Deny common sense and claim its not really a
special activity.  It is special because it gives us
usable handles on the causal structure of reality.
(Yes that betrays my realist leanings, but those
are not crucial to the argument.)

Sometimes common sense cannot stand critique.
(The Earth is not the center of the universe.)
Other times it can, and the value of the critique
lies only this revelation.


> Is one to make some value judgment vis a vis the
> Homeric epic, the Gregorian chant and  the computer?

The special nature of scientific inquiry no more means
that it is good than it means that it is infallible.

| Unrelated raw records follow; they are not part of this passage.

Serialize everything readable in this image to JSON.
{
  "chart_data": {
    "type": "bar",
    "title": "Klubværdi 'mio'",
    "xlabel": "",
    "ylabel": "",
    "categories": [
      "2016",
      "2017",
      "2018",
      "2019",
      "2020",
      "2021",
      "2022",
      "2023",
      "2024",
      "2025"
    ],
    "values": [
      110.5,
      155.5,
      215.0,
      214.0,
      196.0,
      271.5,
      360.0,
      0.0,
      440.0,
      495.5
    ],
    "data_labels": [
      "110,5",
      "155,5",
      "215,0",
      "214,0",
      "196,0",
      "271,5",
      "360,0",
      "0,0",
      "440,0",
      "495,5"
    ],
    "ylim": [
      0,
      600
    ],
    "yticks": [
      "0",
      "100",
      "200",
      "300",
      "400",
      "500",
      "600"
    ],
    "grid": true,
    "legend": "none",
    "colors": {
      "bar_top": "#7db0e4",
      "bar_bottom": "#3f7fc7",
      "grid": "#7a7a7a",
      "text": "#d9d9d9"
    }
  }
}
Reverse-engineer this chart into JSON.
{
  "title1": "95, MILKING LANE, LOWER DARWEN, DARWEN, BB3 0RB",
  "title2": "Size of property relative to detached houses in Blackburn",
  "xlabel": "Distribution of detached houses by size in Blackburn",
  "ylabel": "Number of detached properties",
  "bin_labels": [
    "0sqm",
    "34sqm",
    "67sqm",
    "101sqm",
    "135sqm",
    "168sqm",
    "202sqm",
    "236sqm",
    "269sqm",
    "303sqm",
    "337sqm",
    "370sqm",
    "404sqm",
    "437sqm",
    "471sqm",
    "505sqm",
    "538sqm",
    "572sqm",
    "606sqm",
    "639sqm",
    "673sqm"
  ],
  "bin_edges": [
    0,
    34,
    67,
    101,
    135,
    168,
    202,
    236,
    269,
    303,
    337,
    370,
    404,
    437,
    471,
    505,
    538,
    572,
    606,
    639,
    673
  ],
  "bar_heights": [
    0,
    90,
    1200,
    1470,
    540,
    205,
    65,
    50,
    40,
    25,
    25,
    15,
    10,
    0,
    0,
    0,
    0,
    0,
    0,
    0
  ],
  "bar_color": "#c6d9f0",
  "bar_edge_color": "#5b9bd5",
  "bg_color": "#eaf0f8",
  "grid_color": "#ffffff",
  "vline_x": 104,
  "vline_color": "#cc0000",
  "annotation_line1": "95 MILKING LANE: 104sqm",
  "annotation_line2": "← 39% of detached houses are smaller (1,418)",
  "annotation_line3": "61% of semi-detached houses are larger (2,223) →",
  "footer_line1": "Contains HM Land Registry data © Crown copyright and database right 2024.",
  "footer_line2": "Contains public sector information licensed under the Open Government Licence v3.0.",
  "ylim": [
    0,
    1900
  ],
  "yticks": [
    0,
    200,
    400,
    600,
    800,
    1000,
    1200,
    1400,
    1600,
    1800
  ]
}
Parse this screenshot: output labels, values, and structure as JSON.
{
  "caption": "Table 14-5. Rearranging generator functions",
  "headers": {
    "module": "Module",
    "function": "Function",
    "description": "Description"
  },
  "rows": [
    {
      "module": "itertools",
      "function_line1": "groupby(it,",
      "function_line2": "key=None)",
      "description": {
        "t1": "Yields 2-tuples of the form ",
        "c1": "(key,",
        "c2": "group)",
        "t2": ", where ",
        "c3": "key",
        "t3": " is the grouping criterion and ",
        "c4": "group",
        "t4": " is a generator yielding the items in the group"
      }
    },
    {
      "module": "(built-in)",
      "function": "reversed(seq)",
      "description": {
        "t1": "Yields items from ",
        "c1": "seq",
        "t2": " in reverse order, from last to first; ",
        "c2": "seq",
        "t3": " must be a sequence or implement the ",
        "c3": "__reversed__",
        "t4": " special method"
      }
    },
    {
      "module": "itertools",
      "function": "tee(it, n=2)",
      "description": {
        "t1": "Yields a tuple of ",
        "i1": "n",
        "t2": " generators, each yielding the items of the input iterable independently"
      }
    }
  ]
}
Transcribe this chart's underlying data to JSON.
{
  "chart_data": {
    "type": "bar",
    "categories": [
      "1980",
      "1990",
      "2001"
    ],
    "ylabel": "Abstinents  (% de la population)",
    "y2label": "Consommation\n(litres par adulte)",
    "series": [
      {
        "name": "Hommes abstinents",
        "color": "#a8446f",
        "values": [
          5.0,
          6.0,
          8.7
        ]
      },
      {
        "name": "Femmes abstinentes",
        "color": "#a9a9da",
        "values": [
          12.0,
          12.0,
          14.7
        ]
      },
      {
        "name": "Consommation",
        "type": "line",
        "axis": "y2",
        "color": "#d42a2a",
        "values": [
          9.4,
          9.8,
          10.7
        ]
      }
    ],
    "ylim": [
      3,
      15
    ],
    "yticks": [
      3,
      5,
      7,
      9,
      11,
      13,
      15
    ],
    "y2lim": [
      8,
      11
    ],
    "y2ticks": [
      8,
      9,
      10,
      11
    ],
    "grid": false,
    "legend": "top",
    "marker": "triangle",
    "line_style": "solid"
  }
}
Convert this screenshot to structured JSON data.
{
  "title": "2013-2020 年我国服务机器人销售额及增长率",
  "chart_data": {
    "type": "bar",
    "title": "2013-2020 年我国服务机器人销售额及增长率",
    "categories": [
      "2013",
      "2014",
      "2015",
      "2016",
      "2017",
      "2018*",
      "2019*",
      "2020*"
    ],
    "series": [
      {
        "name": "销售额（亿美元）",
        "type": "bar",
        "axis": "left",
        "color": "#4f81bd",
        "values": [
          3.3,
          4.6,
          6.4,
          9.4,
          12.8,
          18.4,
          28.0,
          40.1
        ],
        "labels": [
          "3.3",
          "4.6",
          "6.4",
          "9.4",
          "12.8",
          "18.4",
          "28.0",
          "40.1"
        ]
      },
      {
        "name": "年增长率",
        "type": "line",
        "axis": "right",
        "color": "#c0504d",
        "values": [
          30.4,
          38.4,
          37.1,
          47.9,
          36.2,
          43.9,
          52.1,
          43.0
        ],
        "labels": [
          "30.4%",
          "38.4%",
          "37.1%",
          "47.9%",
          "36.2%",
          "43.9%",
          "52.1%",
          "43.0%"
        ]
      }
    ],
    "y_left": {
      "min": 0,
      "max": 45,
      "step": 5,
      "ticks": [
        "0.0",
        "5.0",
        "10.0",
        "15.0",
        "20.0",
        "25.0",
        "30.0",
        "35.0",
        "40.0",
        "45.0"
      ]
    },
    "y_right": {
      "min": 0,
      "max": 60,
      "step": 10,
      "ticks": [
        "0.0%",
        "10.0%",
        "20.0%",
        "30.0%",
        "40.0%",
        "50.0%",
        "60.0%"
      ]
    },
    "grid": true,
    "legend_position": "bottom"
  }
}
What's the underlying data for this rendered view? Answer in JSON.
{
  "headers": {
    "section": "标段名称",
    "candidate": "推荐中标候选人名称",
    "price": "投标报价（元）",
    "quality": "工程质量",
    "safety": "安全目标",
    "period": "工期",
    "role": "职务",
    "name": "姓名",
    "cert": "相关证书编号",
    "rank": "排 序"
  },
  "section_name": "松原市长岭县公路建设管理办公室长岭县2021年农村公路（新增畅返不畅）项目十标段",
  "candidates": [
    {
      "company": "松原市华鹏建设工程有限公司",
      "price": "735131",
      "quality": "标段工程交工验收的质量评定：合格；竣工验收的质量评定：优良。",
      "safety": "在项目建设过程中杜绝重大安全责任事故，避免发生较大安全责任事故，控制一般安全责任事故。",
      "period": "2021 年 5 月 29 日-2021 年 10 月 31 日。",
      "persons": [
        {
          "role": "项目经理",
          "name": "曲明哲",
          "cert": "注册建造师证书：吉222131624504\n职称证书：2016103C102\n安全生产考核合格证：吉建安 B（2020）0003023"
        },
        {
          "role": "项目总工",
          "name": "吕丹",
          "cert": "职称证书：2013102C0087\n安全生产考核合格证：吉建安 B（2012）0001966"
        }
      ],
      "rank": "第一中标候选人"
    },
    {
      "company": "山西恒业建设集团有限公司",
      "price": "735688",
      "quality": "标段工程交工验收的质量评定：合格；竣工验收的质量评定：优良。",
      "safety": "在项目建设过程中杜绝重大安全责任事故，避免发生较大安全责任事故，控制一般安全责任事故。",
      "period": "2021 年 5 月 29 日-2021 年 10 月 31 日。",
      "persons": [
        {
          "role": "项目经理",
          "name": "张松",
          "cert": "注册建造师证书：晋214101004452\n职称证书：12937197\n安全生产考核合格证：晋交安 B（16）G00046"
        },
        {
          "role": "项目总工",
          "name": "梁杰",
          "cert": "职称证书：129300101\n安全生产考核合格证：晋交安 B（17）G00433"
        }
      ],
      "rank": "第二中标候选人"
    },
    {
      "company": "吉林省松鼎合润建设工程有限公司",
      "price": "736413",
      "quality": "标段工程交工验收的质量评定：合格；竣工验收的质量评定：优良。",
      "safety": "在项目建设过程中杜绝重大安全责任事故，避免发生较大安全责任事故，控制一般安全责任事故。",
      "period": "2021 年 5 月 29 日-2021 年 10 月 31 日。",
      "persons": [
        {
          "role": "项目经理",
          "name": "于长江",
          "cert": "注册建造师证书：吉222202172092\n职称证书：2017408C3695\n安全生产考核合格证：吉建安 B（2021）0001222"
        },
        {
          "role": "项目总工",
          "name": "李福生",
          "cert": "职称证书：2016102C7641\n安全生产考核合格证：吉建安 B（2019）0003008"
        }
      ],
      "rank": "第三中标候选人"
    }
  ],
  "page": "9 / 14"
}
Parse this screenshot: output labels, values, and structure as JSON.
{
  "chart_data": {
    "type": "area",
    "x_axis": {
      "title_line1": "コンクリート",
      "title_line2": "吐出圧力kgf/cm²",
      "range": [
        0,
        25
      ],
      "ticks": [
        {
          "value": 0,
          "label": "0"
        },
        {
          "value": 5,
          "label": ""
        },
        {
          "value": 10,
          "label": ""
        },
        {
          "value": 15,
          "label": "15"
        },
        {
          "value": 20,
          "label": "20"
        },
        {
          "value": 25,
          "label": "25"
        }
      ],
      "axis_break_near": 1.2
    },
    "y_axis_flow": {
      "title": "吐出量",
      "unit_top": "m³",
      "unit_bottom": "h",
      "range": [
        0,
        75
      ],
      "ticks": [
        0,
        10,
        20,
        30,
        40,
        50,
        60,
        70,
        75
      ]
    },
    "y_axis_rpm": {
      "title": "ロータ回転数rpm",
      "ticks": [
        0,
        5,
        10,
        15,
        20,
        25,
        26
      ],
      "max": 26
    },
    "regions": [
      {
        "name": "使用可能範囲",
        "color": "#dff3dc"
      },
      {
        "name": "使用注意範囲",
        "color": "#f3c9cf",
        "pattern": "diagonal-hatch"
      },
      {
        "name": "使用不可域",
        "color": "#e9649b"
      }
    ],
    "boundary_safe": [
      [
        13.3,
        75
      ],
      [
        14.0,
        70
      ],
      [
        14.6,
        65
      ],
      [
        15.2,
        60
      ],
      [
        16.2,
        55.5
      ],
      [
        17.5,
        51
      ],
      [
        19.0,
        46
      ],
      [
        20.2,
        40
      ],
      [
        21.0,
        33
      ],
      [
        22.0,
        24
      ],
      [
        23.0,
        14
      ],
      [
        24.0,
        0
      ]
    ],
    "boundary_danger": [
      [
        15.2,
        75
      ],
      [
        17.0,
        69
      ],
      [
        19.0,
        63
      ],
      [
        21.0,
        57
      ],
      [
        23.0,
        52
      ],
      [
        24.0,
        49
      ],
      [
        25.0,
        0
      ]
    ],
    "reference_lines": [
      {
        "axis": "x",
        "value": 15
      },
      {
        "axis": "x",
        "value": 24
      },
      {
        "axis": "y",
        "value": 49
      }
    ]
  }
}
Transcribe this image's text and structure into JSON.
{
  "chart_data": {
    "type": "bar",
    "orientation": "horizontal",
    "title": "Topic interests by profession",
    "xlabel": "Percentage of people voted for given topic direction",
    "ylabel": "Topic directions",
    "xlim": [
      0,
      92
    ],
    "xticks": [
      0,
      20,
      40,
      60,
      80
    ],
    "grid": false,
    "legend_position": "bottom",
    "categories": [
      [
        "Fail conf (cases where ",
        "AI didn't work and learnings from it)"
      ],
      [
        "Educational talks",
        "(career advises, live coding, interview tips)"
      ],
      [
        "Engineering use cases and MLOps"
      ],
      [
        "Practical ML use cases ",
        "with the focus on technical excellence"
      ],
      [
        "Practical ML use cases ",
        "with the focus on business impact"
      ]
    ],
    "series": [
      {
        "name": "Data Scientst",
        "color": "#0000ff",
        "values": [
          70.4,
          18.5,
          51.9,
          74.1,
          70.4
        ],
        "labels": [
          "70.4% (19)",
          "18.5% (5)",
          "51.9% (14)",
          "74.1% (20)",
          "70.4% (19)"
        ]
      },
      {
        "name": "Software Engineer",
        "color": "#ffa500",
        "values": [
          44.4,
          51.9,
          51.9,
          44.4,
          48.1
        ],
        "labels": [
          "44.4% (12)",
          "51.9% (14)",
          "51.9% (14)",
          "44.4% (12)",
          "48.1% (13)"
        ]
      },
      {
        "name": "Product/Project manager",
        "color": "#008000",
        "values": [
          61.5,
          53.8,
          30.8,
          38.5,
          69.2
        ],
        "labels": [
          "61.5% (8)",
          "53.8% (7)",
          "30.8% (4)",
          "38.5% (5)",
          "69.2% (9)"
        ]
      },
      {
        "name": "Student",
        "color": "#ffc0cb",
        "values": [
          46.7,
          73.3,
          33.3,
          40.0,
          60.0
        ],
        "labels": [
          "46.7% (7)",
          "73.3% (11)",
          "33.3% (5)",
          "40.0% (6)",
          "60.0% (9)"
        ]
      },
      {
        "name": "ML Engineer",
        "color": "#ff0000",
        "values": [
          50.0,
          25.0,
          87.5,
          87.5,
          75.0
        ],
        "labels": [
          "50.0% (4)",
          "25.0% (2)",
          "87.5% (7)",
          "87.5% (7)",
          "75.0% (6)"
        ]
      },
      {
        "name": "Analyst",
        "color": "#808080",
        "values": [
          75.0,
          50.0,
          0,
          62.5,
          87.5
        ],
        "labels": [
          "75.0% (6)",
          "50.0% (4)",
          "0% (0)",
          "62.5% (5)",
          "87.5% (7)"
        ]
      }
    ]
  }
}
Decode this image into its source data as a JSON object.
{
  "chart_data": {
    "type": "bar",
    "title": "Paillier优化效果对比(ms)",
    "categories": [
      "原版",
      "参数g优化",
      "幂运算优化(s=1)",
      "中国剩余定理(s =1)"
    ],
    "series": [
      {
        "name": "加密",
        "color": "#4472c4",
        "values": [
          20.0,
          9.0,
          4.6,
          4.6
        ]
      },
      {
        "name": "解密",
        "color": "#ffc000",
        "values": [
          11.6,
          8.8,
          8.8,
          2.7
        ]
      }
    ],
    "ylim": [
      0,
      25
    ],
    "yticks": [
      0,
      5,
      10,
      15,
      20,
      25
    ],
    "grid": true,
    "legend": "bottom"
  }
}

> Aquinas explicitly states that the science of the scriptures is
> incomprehensible to those who do not already have faith that they are the
> word of God.   All the post-modern critique, or at least this aspect of it,
>  amounts to saying is that modern physics and economics do not seem, in
> that sense, much different.

And that's where the pomo critique is so blatantly wrong-headed.
Burn all of Galileo's books, and his discoveries about the physical world
will be made by someone else.  Burn all of Aquinas's books, and his
discoveries about the ``spiritual world'' are gone forever.


> As Harry Veeder writes, there are fundamental
> laws of science  that have no scientific basis.  If one does not have faith
> in them, one simply is out of the game.

Stretch out your arms and fly, my friend.